Sleep research and treatment
A very successful term is used abroad – “memorized insomnia, ” that is, a person himself teaches the bad , makes “not sleep”. The action of such a supporting factor may lead to the fact that insomnia from short-term , associated only with stress, becomes chronic, permanent, associated with the wrong behavior of a person in relation to his sleep. He is afraid of his sleep and stops believing in him. A person tries to force himself to sleep, and this goes deeper and deeper into insomnia, then begins to take sleeping pills, gets used to them, and so on.
A separate type of chronic insomnia is paradoxical insomnia , when the main problem arises not in the dream itself, but in its perception, when the person does not feel his sleep. He comes to the doctor and says: “Doctor, I never sleep.” The doctor says, “No, you are sleeping, just don’t feel it.” It is impossible to convince this person if he doesn’t do sleep research.
Only a sleep study allows you to clearly determine how much sleep a patient actually has and suggest why he does not feel it. Most often, the reason for such an underestimation lies in the psychological phenomenon, when a person remembers wonderfully what is happening to him in wakefulness and does not remember what was happening to him in a dream. If he wakes up several times a night, lies awake, then in the morning he remembers these periods. But if between them, he sank into a state of sleep, this information is not saved, and it is in the morning he did not remember -o flashback ceases only sleepless night. Accordingly, a person will consider himself absolutely right in his opinion and we will never convince him unless we conduct an objective study of sleep.

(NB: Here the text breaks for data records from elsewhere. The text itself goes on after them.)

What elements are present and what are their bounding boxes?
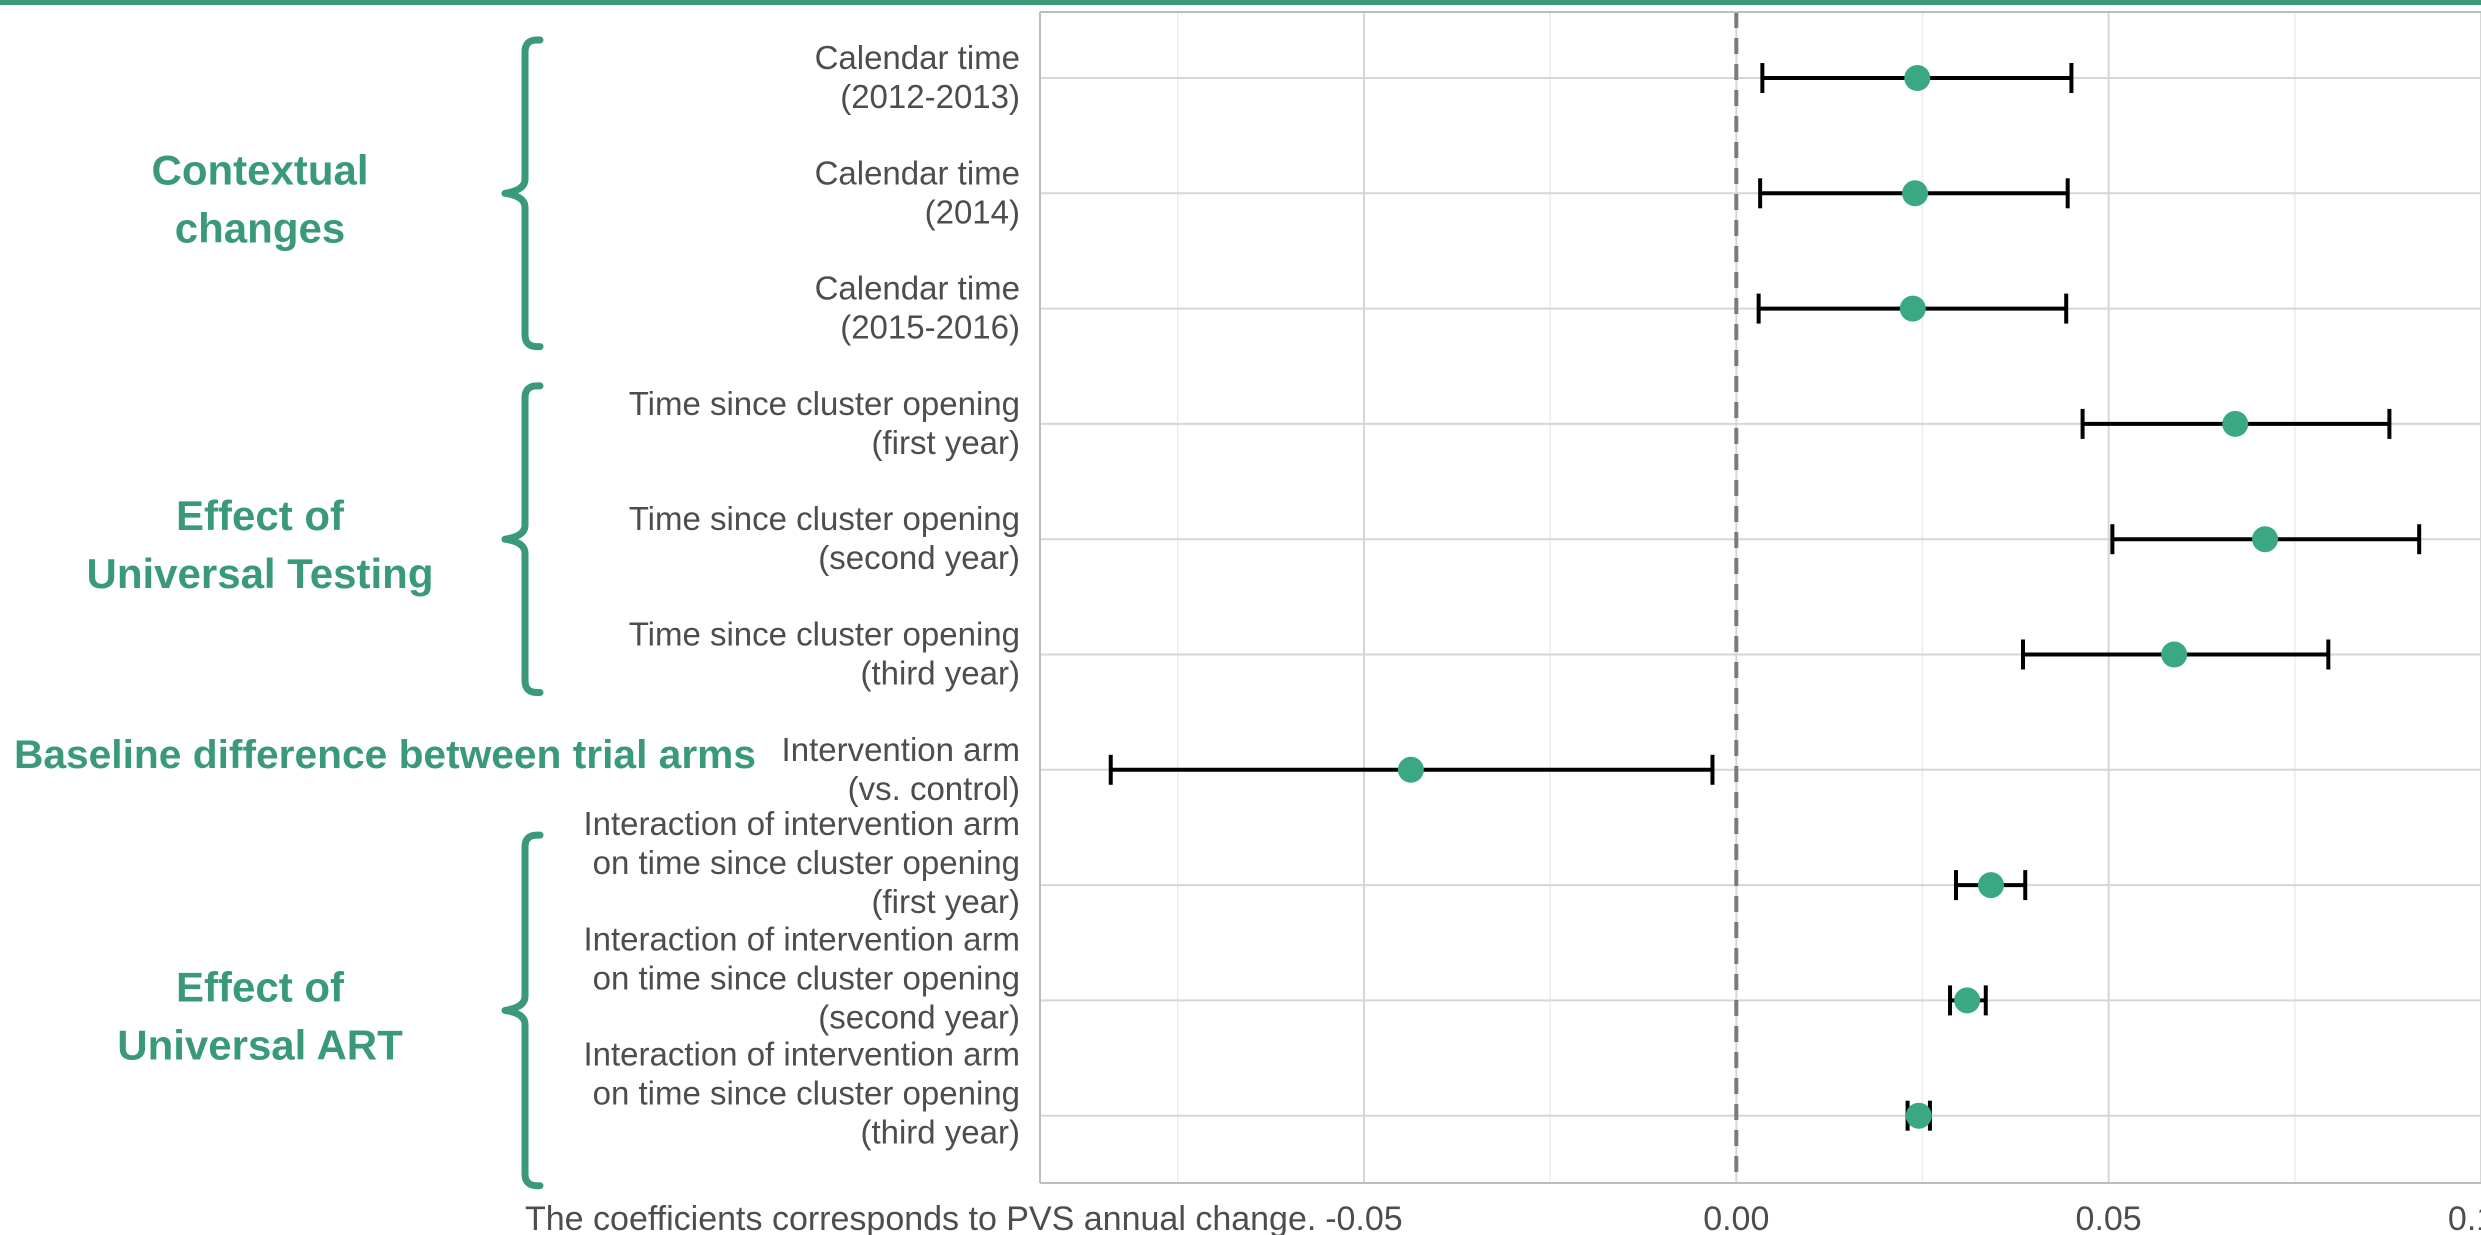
top-accent-bar	[0, 0, 2481, 5]
estimate-point	[2222, 410, 2249, 437]
x-tick-label: 0.10	[2448, 1200, 2481, 1235]
group-label-line: Universal ART	[117, 1021, 403, 1068]
group-label: Effect of Universal Testing	[87, 492, 434, 597]
row-label: Time since cluster opening (second year)	[629, 500, 1020, 576]
row-label-line: (third year)	[860, 1114, 1020, 1151]
row-label-line: Calendar time	[815, 39, 1020, 76]
group-brace	[501, 831, 544, 1190]
row-label-line: (2012-2013)	[840, 78, 1020, 115]
row-label-line: (vs. control)	[848, 770, 1020, 807]
row-label: Interaction of intervention arm on time s…	[583, 1036, 1020, 1151]
estimate-point	[2161, 641, 2188, 668]
group-brace	[501, 382, 544, 696]
error-bars-and-points	[1108, 63, 2422, 1131]
row-label-line: (2014)	[925, 193, 1020, 230]
group-label-line: Effect of	[176, 492, 345, 539]
row-label-line: (2015-2016)	[840, 309, 1020, 346]
row-label: Time since cluster opening (third year)	[629, 616, 1020, 692]
row-label-line: Interaction of intervention arm	[583, 920, 1020, 957]
estimate-point	[1397, 756, 1424, 783]
row-label-line: on time since cluster opening	[593, 844, 1020, 881]
x-tick-label: 0.00	[1703, 1200, 1769, 1235]
row-label: Intervention arm (vs. control)	[782, 731, 1020, 807]
group-label: Contextual changes	[151, 146, 368, 251]
group-label-line: Effect of	[176, 963, 345, 1010]
x-tick-label: 0.05	[2076, 1200, 2142, 1235]
row-label: Calendar time (2012-2013)	[815, 39, 1020, 115]
group-label-line: changes	[175, 204, 345, 251]
row-label: Calendar time (2014)	[815, 154, 1020, 230]
group-label: Effect of Universal ART	[117, 963, 403, 1068]
group-brace	[501, 36, 544, 351]
row-label-line: Calendar time	[815, 270, 1020, 307]
row-label-line: Time since cluster opening	[629, 616, 1020, 653]
x-tick-label: -0.05	[1325, 1200, 1403, 1235]
row-label-line: on time since cluster opening	[593, 1075, 1020, 1112]
row-label: Time since cluster opening (first year)	[629, 385, 1020, 461]
row-label-line: (first year)	[872, 883, 1021, 920]
row-label-line: Interaction of intervention arm	[583, 1036, 1020, 1073]
row-label-line: (second year)	[818, 539, 1020, 576]
x-axis-tick-labels: -0.05 0.00 0.05 0.10	[1325, 1200, 2481, 1235]
row-label-line: Intervention arm	[782, 731, 1020, 768]
group-label-line: Contextual	[151, 146, 368, 193]
estimate-point	[2252, 526, 2279, 553]
row-label-line: (second year)	[818, 998, 1020, 1035]
row-label: Interaction of intervention arm on time s…	[583, 805, 1020, 920]
estimate-point	[1902, 180, 1929, 207]
panel-border	[1039, 11, 2481, 1184]
row-label-line: (third year)	[860, 655, 1020, 692]
group-annotations: Contextual changes Effect of Universal Test…	[14, 36, 756, 1190]
estimate-point	[1954, 987, 1981, 1014]
row-labels: Calendar time (2012-2013)Calendar time (20…	[583, 39, 1020, 1151]
row-label-line: on time since cluster opening	[593, 959, 1020, 996]
row-label-line: Calendar time	[815, 154, 1020, 191]
row-label-line: (first year)	[872, 424, 1021, 461]
estimate-point	[1977, 872, 2004, 899]
row-label-line: Interaction of intervention arm	[583, 805, 1020, 842]
row-label: Interaction of intervention arm on time s…	[583, 920, 1020, 1035]
row-label: Calendar time (2015-2016)	[815, 270, 1020, 346]
group-label-line: Universal Testing	[87, 550, 434, 597]
row-label-line: Time since cluster opening	[629, 500, 1020, 537]
estimate-point	[1905, 1102, 1932, 1129]
estimate-point	[1899, 295, 1926, 322]
group-label: Baseline difference between trial arms	[14, 733, 756, 777]
row-label-line: Time since cluster opening	[629, 385, 1020, 422]
caption-note: The coefficients corresponds to PVS annu…	[525, 1200, 1316, 1235]
estimate-point	[1904, 65, 1931, 91]
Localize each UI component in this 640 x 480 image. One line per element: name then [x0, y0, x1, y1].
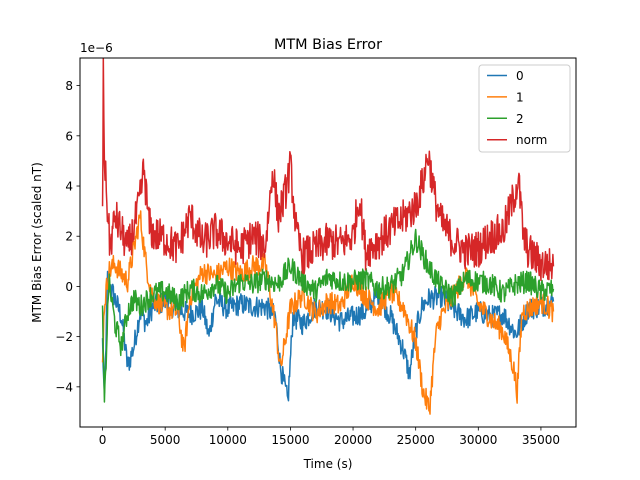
axes-frame: [79, 57, 577, 428]
y-offset-label: 1e−6: [80, 41, 113, 55]
y-axis: −4 −2 0 2 4 6 8: [55, 79, 80, 394]
y-tick-label: −4: [55, 380, 73, 394]
legend: 0 1 2 norm: [478, 64, 571, 153]
x-tick-label: 15000: [271, 433, 309, 447]
y-tick-label: 8: [65, 79, 73, 93]
x-tick-label: 25000: [397, 433, 435, 447]
legend-label-0: 0: [516, 69, 524, 83]
x-tick-label: 10000: [209, 433, 247, 447]
legend-label-1: 1: [516, 90, 524, 104]
x-axis: 0 5000 10000 15000 20000 25000 30000 35000: [99, 427, 560, 447]
y-tick-label: 2: [65, 230, 73, 244]
y-tick-label: 6: [65, 129, 73, 143]
x-tick-label: 5000: [150, 433, 181, 447]
x-tick-label: 35000: [522, 433, 560, 447]
series-line-2: [101, 228, 555, 403]
legend-label-2: 2: [516, 112, 524, 126]
legend-label-norm: norm: [516, 133, 547, 147]
legend-box: [478, 64, 571, 153]
chart-title: MTM Bias Error: [274, 37, 382, 53]
y-tick-label: 0: [65, 280, 73, 294]
x-tick-label: 30000: [459, 433, 497, 447]
x-tick-label: 20000: [334, 433, 372, 447]
plot-area: [101, 58, 555, 415]
y-axis-label: MTM Bias Error (scaled nT): [30, 162, 44, 323]
y-tick-label: 4: [65, 180, 73, 194]
x-tick-label: 0: [99, 433, 107, 447]
series-line-norm: [101, 58, 555, 282]
x-axis-label: Time (s): [303, 457, 353, 471]
y-tick-label: −2: [55, 330, 73, 344]
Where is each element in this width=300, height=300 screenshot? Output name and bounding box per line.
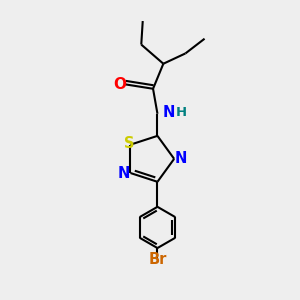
Text: N: N (174, 151, 187, 166)
Text: N: N (163, 105, 175, 120)
Text: O: O (113, 77, 126, 92)
Text: Br: Br (148, 252, 166, 267)
Text: S: S (124, 136, 134, 151)
Text: N: N (118, 166, 130, 181)
Text: H: H (176, 106, 187, 119)
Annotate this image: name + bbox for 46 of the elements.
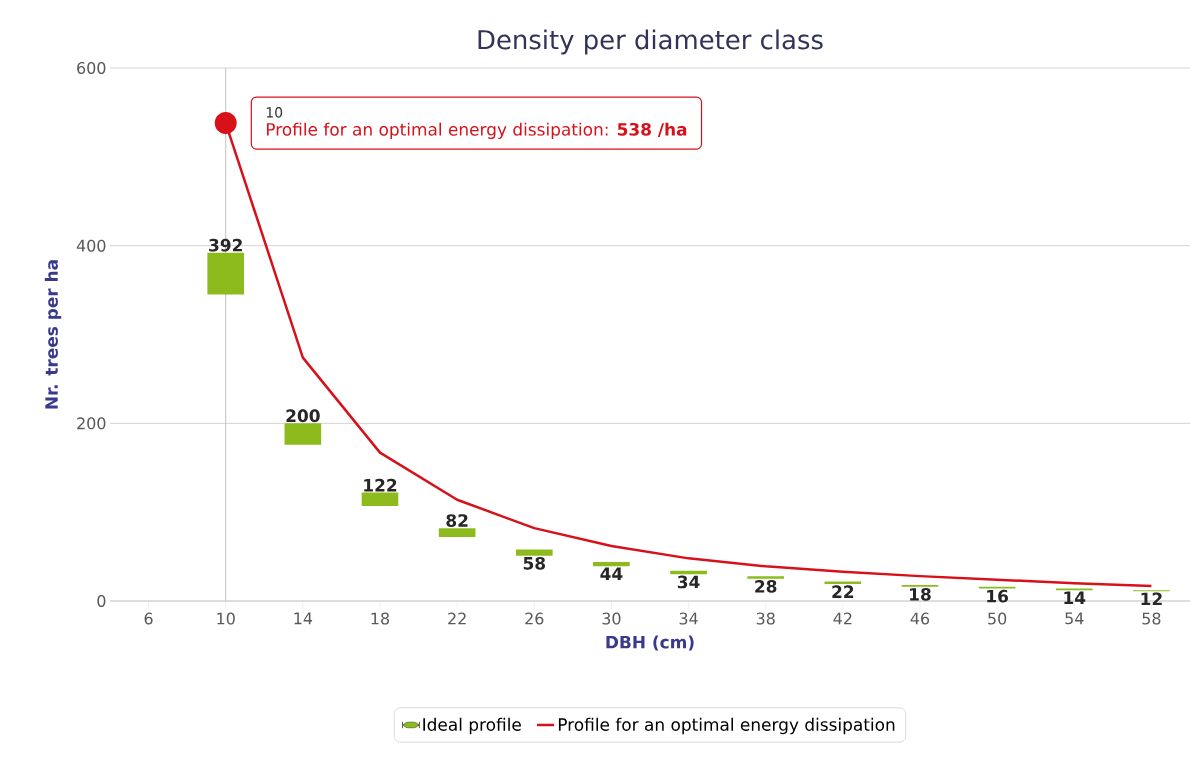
x-tick-label: 58 [1142,612,1161,625]
x-tick-label: 26 [525,612,544,625]
y-axis-title: Nr. trees per ha [44,260,62,409]
x-tick-label: 50 [988,612,1007,625]
bar [207,252,245,295]
data-label: 44 [600,567,623,580]
y-tick-label: 600 [77,61,106,75]
x-tick-label: 10 [217,612,235,625]
bar [824,581,862,585]
data-label: 14 [1064,591,1086,604]
legend-label: Profile for an optimal energy dissipation [558,717,895,735]
data-label: 34 [677,575,700,589]
bar [515,549,553,556]
annotation: Profile for an optimal energy dissipation: 538 /ha [266,122,687,140]
y-tick-label: 400 [76,239,106,252]
x-tick-label: 42 [833,612,852,625]
data-label: 200 [286,409,320,423]
x-tick-label: 54 [1065,612,1084,625]
annotation: 10 [266,107,283,118]
x-tick-label: 46 [910,612,930,625]
data-label: 18 [910,587,931,601]
data-label: 58 [523,556,546,570]
data-label: 82 [446,514,468,527]
x-tick-label: 14 [294,612,313,625]
legend-label: Ideal profile [423,717,521,735]
x-tick-label: 34 [679,612,698,625]
x-tick-label: 6 [144,612,153,625]
data-label: 12 [1141,592,1162,605]
data-label: 122 [364,478,397,492]
data-label: 16 [987,589,1008,603]
bar [593,561,630,567]
x-tick-label: 30 [602,612,621,625]
y-tick-label: 0 [97,594,106,608]
bar [747,576,785,579]
x-axis-title: DBH (cm) [606,635,694,651]
data-label: 28 [755,579,777,593]
bar [438,528,476,538]
x-tick-label: 18 [371,612,390,625]
y-tick-label: 200 [77,417,106,430]
x-tick-label: 22 [448,612,466,625]
bar [284,423,322,445]
bar [361,492,399,506]
x-tick-label: 38 [756,612,775,625]
chart-title: Density per diameter class [478,29,823,55]
data-label: 392 [209,238,242,252]
data-label: 22 [832,585,854,598]
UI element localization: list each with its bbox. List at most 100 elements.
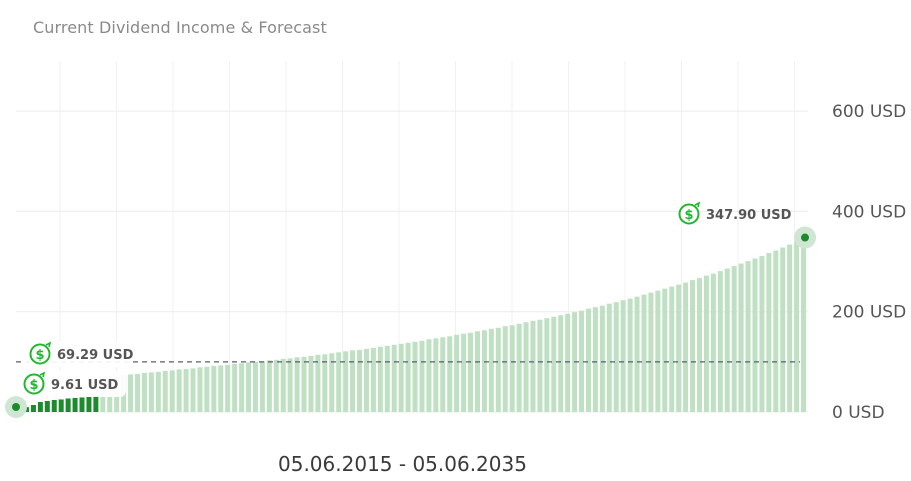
bar-forecast-87 <box>627 298 633 412</box>
callout-1: $69.29 USD <box>22 341 134 367</box>
bar-forecast-37 <box>280 358 286 412</box>
bar-current-2 <box>37 401 43 412</box>
svg-text:$: $ <box>684 208 693 223</box>
bar-forecast-98 <box>703 275 709 412</box>
bars-group <box>24 237 807 412</box>
bar-forecast-45 <box>336 352 342 412</box>
bar-forecast-54 <box>398 343 404 412</box>
bar-forecast-93 <box>669 286 675 412</box>
bar-current-3 <box>44 400 50 412</box>
bar-forecast-38 <box>287 358 293 412</box>
bar-forecast-74 <box>537 319 543 412</box>
bar-forecast-23 <box>183 368 189 412</box>
bar-forecast-94 <box>676 284 682 412</box>
bar-forecast-21 <box>169 370 175 412</box>
bar-forecast-20 <box>162 370 168 412</box>
bar-forecast-52 <box>384 345 390 412</box>
bar-forecast-99 <box>710 273 716 412</box>
bar-forecast-24 <box>190 368 196 412</box>
bar-forecast-64 <box>468 332 474 412</box>
bar-forecast-65 <box>474 331 480 412</box>
bar-forecast-47 <box>350 350 356 412</box>
dollar-refresh-icon: $ <box>678 201 701 225</box>
bar-forecast-17 <box>141 372 147 412</box>
bar-forecast-95 <box>683 282 689 412</box>
bar-forecast-41 <box>308 355 314 412</box>
bar-current-1 <box>30 404 36 412</box>
bar-forecast-67 <box>488 328 494 412</box>
callout-bg <box>16 371 126 397</box>
bar-forecast-31 <box>239 363 245 412</box>
bar-forecast-34 <box>259 361 265 412</box>
bar-forecast-26 <box>204 366 210 412</box>
first-point-marker <box>12 403 20 411</box>
bar-forecast-80 <box>579 310 585 412</box>
bar-forecast-29 <box>225 364 231 412</box>
bar-current-9 <box>86 396 92 412</box>
bar-forecast-102 <box>731 266 737 412</box>
svg-text:$: $ <box>35 348 44 363</box>
bar-forecast-32 <box>246 362 252 412</box>
bar-forecast-100 <box>717 271 723 412</box>
bar-forecast-103 <box>738 263 744 412</box>
bar-forecast-43 <box>322 354 328 412</box>
bar-current-6 <box>65 398 71 412</box>
bar-forecast-83 <box>599 305 605 412</box>
bar-forecast-57 <box>419 340 425 412</box>
bar-forecast-66 <box>481 330 487 412</box>
bar-forecast-101 <box>724 268 730 412</box>
bar-forecast-33 <box>252 361 258 412</box>
bar-forecast-22 <box>176 369 182 412</box>
bar-forecast-18 <box>148 372 154 412</box>
bar-forecast-53 <box>391 344 397 412</box>
bar-forecast-44 <box>329 353 335 412</box>
bar-forecast-69 <box>502 326 508 412</box>
dollar-refresh-icon: $ <box>29 341 52 365</box>
bar-forecast-36 <box>273 359 279 412</box>
y-tick-label-3: 600 USD <box>832 102 906 122</box>
bar-forecast-60 <box>440 337 446 412</box>
chart-title: Current Dividend Income & Forecast <box>33 18 327 37</box>
y-tick-label-1: 200 USD <box>832 303 906 323</box>
bar-current-10 <box>93 395 99 412</box>
bar-forecast-112 <box>801 237 807 412</box>
bar-forecast-77 <box>558 315 564 412</box>
bar-forecast-15 <box>128 374 134 412</box>
bar-forecast-108 <box>773 250 779 412</box>
bar-forecast-73 <box>530 320 536 412</box>
bar-forecast-75 <box>544 318 550 412</box>
bar-forecast-30 <box>232 363 238 412</box>
bar-current-5 <box>58 399 64 412</box>
value-callouts: $347.90 USD$ 69.29 USD$ 9.61 USD <box>16 201 792 397</box>
bar-forecast-28 <box>218 365 224 412</box>
bar-forecast-71 <box>516 323 522 412</box>
bar-forecast-55 <box>405 342 411 412</box>
bar-forecast-48 <box>357 349 363 412</box>
bar-forecast-19 <box>155 371 161 412</box>
bar-forecast-25 <box>197 367 203 412</box>
bar-forecast-49 <box>363 348 369 412</box>
y-tick-label-2: 400 USD <box>832 202 906 222</box>
callout-label-0: 347.90 USD <box>706 208 792 223</box>
callout-2: $9.61 USD <box>16 371 126 397</box>
bar-forecast-61 <box>447 336 453 412</box>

Ostrum It is quite simple to treat insomnia , most often it passes by itself. When the action of the stress factor ends, most people’s sleep is restored and they don’t come to the doctor. Usually patients come to the pharmacy, they are asked to give them something to sleep, they are given a collection of soothing herbs or a medicine that contains elements of these herbs with a soothing effect, and the problem is solved. Sometimes they ask for something “stronger”, they are not given this in a pharmacy, because real hypnotics are sold only by prescription, and this requires a visit to a doctor.
With the treatment of chronic insomnia, which lasts 3 months or more, the situation is much more complicated, because very often patients suffer for years and do not receive qualified help. As a result, unfortunately, they become regular consumers of sleeping pills with the need to gradually increase the dose – this is called the “addiction phenomenon” when more and more drugs are required to obtain the same effect: first half a pill, then a whole pill, then two , then four and so on.